Cell counting kit-8 (CCK-8) assay
The cells were seeded in 96-well plates (1000 cells/well) for the cell proliferation assay (CCK-8 kit, Yeasen, China). After culturing for 24, 48, 72 and 96 h, 10 μl of CCK-8 solution was added to each well. After adding the CCK-8 reagent, the cells were cultured for an additional 1–4 h, and the OD values were measured at 450 nm.
Transwell migration and invasion assays
Cells (2 × 105) were seeded into the upper chambers of 24-well Transwell plates containing serum-free medium. Medium supplemented with 10% FBS was added to the lower chambers. Before the Transwell invasion assays were performed, a mixture of Matrigel (BD Biosciences, USA) and medium was spread on the upper surface of the chambers and incubated at 37 °C overnight. The cells were then allowed to incubate for 24 h at 37 °C with 5% CO2. The cells were fixed and stained with crystal violet (0.1%). The cells that migrated from the upper chamber to the lower chamber were counted, and the average number of cells in five random regions was considered the final result.

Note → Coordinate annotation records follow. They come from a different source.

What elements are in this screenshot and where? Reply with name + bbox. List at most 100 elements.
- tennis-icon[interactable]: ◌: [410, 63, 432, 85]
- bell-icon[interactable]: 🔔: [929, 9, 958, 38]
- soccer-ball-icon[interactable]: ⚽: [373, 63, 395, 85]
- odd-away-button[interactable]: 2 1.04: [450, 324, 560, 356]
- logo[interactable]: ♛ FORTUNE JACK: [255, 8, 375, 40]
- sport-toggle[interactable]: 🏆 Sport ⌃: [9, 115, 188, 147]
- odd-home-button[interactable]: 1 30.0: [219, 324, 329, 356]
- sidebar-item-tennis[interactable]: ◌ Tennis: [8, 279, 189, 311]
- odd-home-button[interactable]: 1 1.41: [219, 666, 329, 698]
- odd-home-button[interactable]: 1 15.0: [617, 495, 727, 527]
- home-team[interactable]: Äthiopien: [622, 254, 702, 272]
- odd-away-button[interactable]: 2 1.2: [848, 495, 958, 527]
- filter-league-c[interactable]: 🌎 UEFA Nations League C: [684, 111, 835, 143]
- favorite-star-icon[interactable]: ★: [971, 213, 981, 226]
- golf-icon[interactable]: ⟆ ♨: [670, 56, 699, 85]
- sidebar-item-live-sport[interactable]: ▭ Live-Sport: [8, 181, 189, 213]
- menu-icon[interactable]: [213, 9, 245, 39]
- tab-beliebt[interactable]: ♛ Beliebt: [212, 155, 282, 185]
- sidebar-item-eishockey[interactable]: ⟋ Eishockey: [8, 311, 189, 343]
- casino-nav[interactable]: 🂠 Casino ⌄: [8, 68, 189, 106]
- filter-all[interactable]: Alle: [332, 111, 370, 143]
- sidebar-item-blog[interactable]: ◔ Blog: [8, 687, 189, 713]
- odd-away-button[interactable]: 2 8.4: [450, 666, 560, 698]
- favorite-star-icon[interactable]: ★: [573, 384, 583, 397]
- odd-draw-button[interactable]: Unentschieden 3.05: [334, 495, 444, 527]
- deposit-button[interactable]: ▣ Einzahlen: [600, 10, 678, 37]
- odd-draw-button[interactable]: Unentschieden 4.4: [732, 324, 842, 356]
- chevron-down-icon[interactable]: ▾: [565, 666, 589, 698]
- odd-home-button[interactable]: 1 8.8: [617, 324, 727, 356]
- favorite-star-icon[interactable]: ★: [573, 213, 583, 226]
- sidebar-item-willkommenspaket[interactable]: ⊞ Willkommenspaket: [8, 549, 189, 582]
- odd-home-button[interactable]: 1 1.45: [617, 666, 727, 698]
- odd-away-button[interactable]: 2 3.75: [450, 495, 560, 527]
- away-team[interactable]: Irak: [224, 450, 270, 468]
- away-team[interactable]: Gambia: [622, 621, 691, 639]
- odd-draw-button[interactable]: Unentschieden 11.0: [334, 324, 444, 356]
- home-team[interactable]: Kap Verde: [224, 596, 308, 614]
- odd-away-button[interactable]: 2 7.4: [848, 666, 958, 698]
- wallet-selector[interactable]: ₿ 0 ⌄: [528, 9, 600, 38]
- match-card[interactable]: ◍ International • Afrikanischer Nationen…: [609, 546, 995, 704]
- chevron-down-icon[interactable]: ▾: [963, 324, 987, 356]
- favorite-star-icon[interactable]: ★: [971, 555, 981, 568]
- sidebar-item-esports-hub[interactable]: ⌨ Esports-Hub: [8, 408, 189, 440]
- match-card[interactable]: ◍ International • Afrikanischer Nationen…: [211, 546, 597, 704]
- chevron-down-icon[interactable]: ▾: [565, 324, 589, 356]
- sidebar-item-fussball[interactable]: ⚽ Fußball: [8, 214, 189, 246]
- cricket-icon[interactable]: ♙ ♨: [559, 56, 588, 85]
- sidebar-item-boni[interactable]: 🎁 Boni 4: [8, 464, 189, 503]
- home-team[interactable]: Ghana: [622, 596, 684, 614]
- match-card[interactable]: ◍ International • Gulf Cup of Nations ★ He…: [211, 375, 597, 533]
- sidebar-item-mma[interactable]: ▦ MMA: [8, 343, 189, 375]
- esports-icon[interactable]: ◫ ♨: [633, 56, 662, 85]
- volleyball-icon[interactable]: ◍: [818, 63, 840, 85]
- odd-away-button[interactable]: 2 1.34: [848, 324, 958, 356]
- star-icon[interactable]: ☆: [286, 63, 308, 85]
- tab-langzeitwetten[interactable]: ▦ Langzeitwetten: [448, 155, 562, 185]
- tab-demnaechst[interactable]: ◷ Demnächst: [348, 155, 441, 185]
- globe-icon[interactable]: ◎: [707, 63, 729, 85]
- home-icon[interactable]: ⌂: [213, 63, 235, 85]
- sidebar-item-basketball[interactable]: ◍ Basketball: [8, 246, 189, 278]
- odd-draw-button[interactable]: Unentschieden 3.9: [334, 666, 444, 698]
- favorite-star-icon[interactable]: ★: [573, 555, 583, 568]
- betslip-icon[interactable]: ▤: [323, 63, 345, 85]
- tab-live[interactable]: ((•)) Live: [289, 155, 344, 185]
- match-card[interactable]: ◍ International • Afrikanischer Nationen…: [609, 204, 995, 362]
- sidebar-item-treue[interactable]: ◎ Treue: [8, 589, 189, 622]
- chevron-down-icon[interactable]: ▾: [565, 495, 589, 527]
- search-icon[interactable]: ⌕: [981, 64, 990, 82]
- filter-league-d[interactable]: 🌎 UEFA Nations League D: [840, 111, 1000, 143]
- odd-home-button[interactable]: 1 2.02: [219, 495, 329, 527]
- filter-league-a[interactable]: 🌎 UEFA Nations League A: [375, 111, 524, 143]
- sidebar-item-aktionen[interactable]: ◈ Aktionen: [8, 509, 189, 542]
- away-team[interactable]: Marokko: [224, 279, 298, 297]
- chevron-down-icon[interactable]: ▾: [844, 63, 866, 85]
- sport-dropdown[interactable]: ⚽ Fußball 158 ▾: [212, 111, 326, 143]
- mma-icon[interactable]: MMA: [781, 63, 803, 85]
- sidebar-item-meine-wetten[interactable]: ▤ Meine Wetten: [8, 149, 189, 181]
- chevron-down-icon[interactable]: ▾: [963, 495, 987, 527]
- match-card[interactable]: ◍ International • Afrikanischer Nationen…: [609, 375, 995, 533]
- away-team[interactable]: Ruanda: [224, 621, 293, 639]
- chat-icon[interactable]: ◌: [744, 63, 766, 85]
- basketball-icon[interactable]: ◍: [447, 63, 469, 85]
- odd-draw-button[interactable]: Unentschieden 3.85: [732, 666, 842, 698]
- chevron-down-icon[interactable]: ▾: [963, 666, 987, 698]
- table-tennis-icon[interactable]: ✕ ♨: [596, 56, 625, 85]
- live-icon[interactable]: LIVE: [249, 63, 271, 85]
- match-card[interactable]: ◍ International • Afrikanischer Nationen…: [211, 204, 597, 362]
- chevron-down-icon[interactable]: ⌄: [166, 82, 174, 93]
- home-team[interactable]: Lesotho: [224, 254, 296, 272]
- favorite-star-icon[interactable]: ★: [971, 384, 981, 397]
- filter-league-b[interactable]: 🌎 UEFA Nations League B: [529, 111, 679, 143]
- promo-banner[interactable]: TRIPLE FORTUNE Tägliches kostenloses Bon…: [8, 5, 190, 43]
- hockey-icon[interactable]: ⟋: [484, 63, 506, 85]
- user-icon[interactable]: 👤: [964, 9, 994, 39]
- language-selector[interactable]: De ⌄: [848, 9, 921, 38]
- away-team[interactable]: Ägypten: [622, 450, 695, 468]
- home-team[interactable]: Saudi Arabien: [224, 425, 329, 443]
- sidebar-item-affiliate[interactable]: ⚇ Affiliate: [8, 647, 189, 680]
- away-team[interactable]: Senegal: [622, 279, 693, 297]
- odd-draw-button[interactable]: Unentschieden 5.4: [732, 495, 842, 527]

Enzyme-linked immunosorbent assay (ELISA)
The MMP-2/MMP-9 concentrations in the supernatants were determined by ELISA using a commercially available kit (Abcam, Cambridge, UK) in accordance with the manufacturer’s specifications. The absorbance was read by a microplate reader at 450 nm. The concentration of each sample was measured based on the regression equation established using serial dilutions of standards.

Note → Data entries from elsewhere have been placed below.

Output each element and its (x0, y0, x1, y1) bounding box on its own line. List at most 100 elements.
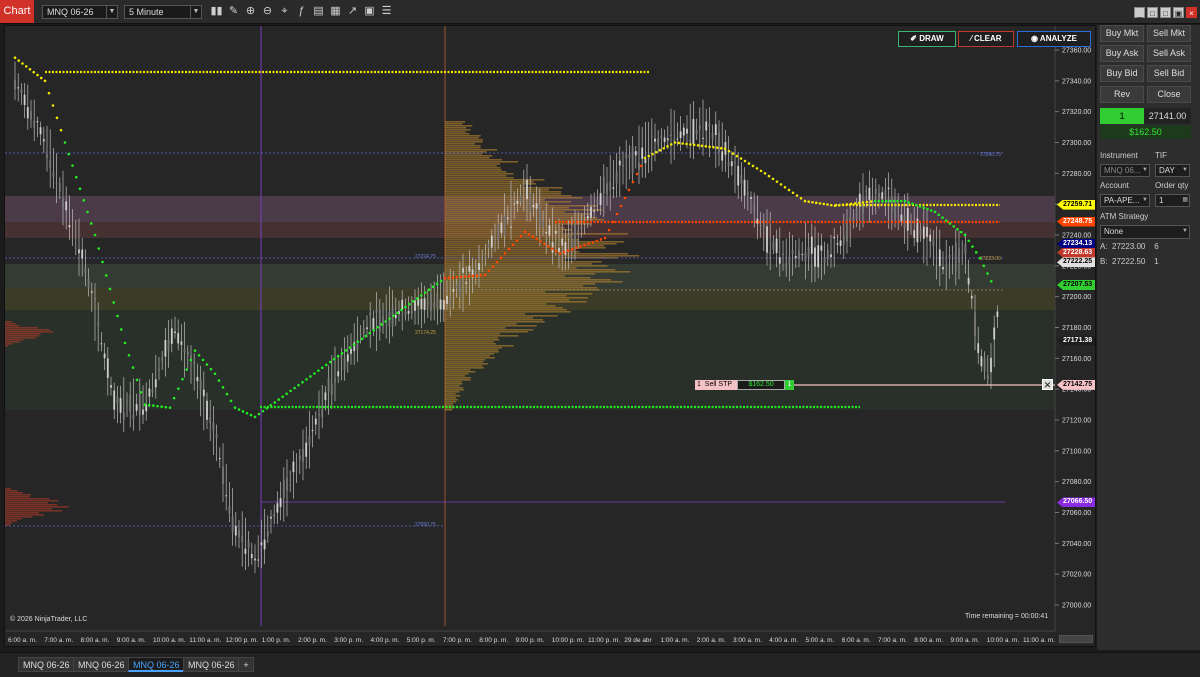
ma-dot (317, 369, 320, 372)
price-flag: 27142.75 (1057, 379, 1096, 390)
ma-dot (677, 141, 681, 145)
stepper-icon[interactable]: ▦ (1182, 195, 1188, 206)
buy-market-button[interactable]: Buy Mkt (1100, 25, 1144, 42)
ma-dot (93, 233, 97, 237)
sell-market-button[interactable]: Sell Mkt (1147, 25, 1191, 42)
close-order-icon[interactable]: ✕ (1042, 379, 1053, 390)
tab-chart-4[interactable]: MNQ 06-26 (183, 657, 240, 672)
ma-dot (443, 276, 447, 280)
save-icon[interactable]: ▣ (363, 5, 376, 18)
candle-body (798, 250, 800, 259)
data-box-icon[interactable]: ☰ (380, 5, 393, 18)
volume-profile-bar (445, 341, 494, 343)
ma-dot (896, 199, 899, 203)
volume-profile-bar (445, 403, 453, 405)
volume-profile-bar (445, 285, 584, 287)
account-select[interactable]: PA-APE... ▼ (1100, 194, 1150, 207)
restore-button[interactable]: □ (1147, 7, 1158, 18)
candle-body (103, 353, 106, 359)
price-tick-label: 27060.00 (1062, 510, 1091, 517)
ma-dot (807, 200, 811, 203)
candle-body (366, 327, 368, 329)
order-qty-stepper[interactable]: 1 ▦ (1155, 194, 1190, 207)
volume-profile-bar (445, 297, 588, 299)
draw-button[interactable]: ✐ DRAW (898, 31, 956, 47)
candle-body (702, 137, 704, 139)
ma-dot (654, 150, 658, 154)
reverse-button[interactable]: Rev (1100, 86, 1144, 103)
order-label[interactable]: 1 Sell STP (695, 380, 737, 390)
zoom-out-icon[interactable]: ⊖ (261, 5, 274, 18)
crosshair-icon[interactable]: ⌖ (278, 5, 291, 18)
volume-profile-bar (445, 335, 519, 337)
volume-profile-bar (5, 331, 54, 333)
candle-body (554, 230, 557, 234)
tab-chart-3[interactable]: MNQ 06-26 (128, 657, 185, 672)
templates-icon[interactable]: ▦ (329, 5, 342, 18)
ma-dot (435, 282, 439, 286)
volume-profile-bar (445, 135, 481, 137)
candle-body (122, 412, 125, 420)
buy-bid-button[interactable]: Buy Bid (1100, 65, 1144, 82)
candle-body (318, 414, 320, 416)
candle-body (474, 267, 477, 272)
candle-body (481, 261, 484, 263)
price-chart[interactable]: 27260.75 27224.75 27174.25 27223.00 2705… (5, 26, 1097, 648)
volume-profile-bar (5, 496, 31, 498)
indicators-icon[interactable]: ƒ (295, 5, 308, 18)
ma-dot (71, 164, 74, 167)
popout-button[interactable]: □ (1160, 7, 1171, 18)
chart-panel[interactable]: 27260.75 27224.75 27174.25 27223.00 2705… (4, 25, 1096, 647)
zoom-in-icon[interactable]: ⊕ (244, 5, 257, 18)
tif-select[interactable]: DAY ▼ (1155, 164, 1190, 177)
maximize-button[interactable]: ▣ (1173, 7, 1184, 18)
chart-toolbar: Chart MNQ 06-26 ▼ 5 Minute ▼ ▮▮ ✎ ⊕ ⊖ ⌖ … (0, 0, 1200, 24)
volume-profile-bar (5, 490, 18, 492)
interval-selector[interactable]: 5 Minute ▼ (124, 5, 202, 19)
ma-dot (952, 225, 956, 228)
candle-body (343, 357, 346, 371)
order-qty-badge[interactable]: 1 (785, 380, 794, 390)
ma-dot (822, 202, 826, 206)
tab-chart-1[interactable]: MNQ 06-26 (18, 657, 75, 672)
ma-dot (631, 180, 635, 184)
chart-level-label: 27050.75 (415, 522, 436, 528)
bars-icon[interactable]: ▮▮ (210, 5, 223, 18)
sell-ask-button[interactable]: Sell Ask (1147, 45, 1191, 62)
volume-profile-bar (445, 347, 502, 349)
ma-dot (566, 249, 570, 252)
candle-body (842, 235, 845, 245)
add-tab-button[interactable]: + (238, 657, 254, 672)
ma-dot (412, 299, 415, 303)
candle-body (295, 470, 298, 472)
properties-icon[interactable]: ↗ (346, 5, 359, 18)
close-button[interactable]: × (1186, 7, 1197, 18)
chart-level-label: 27260.75 (980, 152, 1001, 158)
instrument-selector[interactable]: MNQ 06-26 ▼ (42, 5, 118, 19)
analyze-button[interactable]: ◉ ANALYZE (1017, 31, 1091, 47)
candle-body (369, 312, 372, 315)
ma-dot (849, 202, 853, 206)
strategies-icon[interactable]: ▤ (312, 5, 325, 18)
instrument-field[interactable]: MNQ 06... ▼ (1100, 164, 1150, 177)
buy-ask-button[interactable]: Buy Ask (1100, 45, 1144, 62)
pencil-icon[interactable]: ✎ (227, 5, 240, 18)
close-position-button[interactable]: Close (1147, 86, 1191, 103)
ma-dot (986, 272, 989, 275)
volume-profile-bar (445, 179, 545, 181)
volume-profile-bar (5, 343, 13, 345)
ma-dot (933, 210, 937, 214)
chart-scrollbar[interactable] (1059, 635, 1093, 643)
volume-profile-bar (445, 143, 475, 145)
ma-dot (201, 358, 205, 362)
volume-profile-bar (445, 367, 485, 369)
atm-strategy-select[interactable]: None ▼ (1100, 225, 1190, 239)
minimize-button[interactable]: _ (1134, 7, 1145, 18)
price-flag: 27248.75 (1057, 216, 1096, 227)
volume-profile-bar (445, 369, 471, 371)
candle-body (737, 165, 740, 186)
clear-button[interactable]: ⁄ CLEAR (958, 31, 1014, 47)
tab-chart-2[interactable]: MNQ 06-26 (73, 657, 130, 672)
sell-bid-button[interactable]: Sell Bid (1147, 65, 1191, 82)
candle-body (871, 202, 874, 204)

Determination of MMP2/MMP9 activity by gelatin zymography analysis
Equal amounts of total proteins were separated on 10% SDS–polyacrylamide gels containing 0.1% gelatin. The gels were washed two times with 2.5% Triton-X 100 for 20 min and incubated for 12 h at 37 °C in developing buffer consisting of 150 mM NaCl, 5 mM CaCl2 and 50 mM Tris pH 8.0. After staining with 0.5 mg/ml Coomassie Brilliant Blue R-250 in 10% acetic acid and 25% methanol for 2 h with gentle agitation, the gels were destained for an additional 2 h in 8% acetic acid and 4% methanol before being photographed.
Statistical analysis
For continuous variables, the mean and standard deviation were used to describe baseline characteristics. Baseline characteristics between two different groups were compared by t tests for continuous variables and by chi‐square tests for categorical variables. All statistical analyses were performed by using GraphPad Prism 6.0 and Stata/MP 14.0. All the data are presented as the mean ± standard deviation (SD) from three independent experiments. A two-sided P ≤ 0.05 indicated statistical significance.
Ethics approval and consent to participate
All procedures performed in the current study were approved by the Ethics Committee of North Sichuan Medical College. Written informed consent was obtained from all patients or their families.